И Мотю в очередной раз вывели сначала из кабинета, а потом за штат.

– Не помню кто сказал, что в России, кроме дураков и дорог, есть еще одна беда: дураки, указывающие, какой дорогой идти! – Мотя уверяет, что это он крикнул в лицо Вскипину. Не знаю, свидетелей его подвига нет. Как, впрочем, и большинства подвигов в этом мире.

«После разговора со Строчковским у меня упало настроение и другие части тела», – держась за сердце, жалуется Нестор Иванович своей секретарше, которая в таких случаях отпаивает его валерьянкой в коньяке.

После летучки, как обычно, мы сидим с Мотей в моем кабинете. Пьем чай, курим.

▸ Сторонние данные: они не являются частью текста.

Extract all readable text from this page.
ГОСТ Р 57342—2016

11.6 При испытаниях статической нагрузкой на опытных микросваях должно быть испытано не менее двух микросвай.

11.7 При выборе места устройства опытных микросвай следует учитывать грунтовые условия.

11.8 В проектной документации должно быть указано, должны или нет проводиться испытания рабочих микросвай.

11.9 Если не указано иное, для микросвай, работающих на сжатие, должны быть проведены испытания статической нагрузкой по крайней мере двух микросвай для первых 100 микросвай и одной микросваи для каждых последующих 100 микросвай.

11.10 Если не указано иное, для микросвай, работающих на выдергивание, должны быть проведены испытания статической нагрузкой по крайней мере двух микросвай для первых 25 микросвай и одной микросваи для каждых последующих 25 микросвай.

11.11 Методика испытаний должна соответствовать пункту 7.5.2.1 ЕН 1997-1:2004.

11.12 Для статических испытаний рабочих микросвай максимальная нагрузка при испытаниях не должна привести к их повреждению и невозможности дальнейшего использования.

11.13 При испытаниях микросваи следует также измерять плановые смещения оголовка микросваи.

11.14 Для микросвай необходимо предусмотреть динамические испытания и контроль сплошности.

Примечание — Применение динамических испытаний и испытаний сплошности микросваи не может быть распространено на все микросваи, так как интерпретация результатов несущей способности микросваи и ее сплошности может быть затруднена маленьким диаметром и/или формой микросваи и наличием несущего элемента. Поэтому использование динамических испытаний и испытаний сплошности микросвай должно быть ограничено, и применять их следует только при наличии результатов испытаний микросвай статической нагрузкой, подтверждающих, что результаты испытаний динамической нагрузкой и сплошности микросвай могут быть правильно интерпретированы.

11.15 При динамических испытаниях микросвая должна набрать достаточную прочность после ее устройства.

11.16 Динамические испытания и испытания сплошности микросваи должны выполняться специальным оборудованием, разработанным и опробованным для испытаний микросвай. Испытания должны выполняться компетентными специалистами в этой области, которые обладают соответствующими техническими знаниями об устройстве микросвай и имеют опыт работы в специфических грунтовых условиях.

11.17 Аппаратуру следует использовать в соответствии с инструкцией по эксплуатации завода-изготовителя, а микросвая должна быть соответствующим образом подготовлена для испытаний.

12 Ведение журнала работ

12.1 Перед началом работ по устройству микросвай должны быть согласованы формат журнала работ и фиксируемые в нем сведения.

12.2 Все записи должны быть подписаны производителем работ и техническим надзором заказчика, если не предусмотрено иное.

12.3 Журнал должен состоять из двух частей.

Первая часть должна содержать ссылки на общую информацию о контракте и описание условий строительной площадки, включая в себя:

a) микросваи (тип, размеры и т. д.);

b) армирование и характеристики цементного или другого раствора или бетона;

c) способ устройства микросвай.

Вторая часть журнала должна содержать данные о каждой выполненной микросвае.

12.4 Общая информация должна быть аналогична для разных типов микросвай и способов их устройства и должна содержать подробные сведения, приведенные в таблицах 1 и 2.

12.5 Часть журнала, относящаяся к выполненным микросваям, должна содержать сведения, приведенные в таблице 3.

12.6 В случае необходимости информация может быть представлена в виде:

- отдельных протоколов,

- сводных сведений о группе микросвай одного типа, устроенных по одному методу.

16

Звонок (какой-то колхозник ошибся номером):

– Сынки, отруби есть?

– Приезжай, дядя, отрубим, – затягиваясь сигареткой, мрачно шутит Строчковский и рассказывает свою очередную криминальную историю, над которой он сейчас якобы работает:

– Поступал он так. Снимал себе ебаря в ночном клубе для геев. Они шли на какую-нибудь заброшенную стройку. Спускал штаны, как полагается, загибался, раздвигал ягодицы, а тот с радостью вонзал в его дупло свой дротик. А в самый момент оргазма, когда молодой жеребец должен был вот-вот кончить, этот маньяк – раз! – вжик! – опасной бритвой ловко отрезал его эрегированный дырокол, который, естественно, оставался у него в жопе. Активный воет от боли, валится на землю, вместо болта – фонтан крови. Пассивный быстренько вытряхивает на умирающего свою сперму, придерживая пальчиками отрезанный хуй в своей дырке. Затем добивает парнишку: той же бритвой перерезает ему горло и уходит. Натягивает штаны, садится с болтом в заднице на свою иномарку и спокойно едет домой. Когда его задержали менты, на допросе он уверял, что это все давало ему потрясающее ощущение заполненности, цельности и полноты жизни.

– Будешь писать?

– А? Не знаю, наверное нет. Боюсь, что я не смогу правильно расставить акценты, мне все больше начинает казаться, что в чем-то этот пидор был прав.

– Ну ты даешь, Мотя! Что за рифма – «кровь-любовь»? Кровь в сочетании с сексом – это невыносимо. Это вызывает отвращение. Здесь мне маркиз де Сад совершенно непонятен.

– Все существа рождены одинокими и не нуждаются друг в друге. Это, между прочим, тоже маркиз де Сад, – заканчивает разговор Строчковский.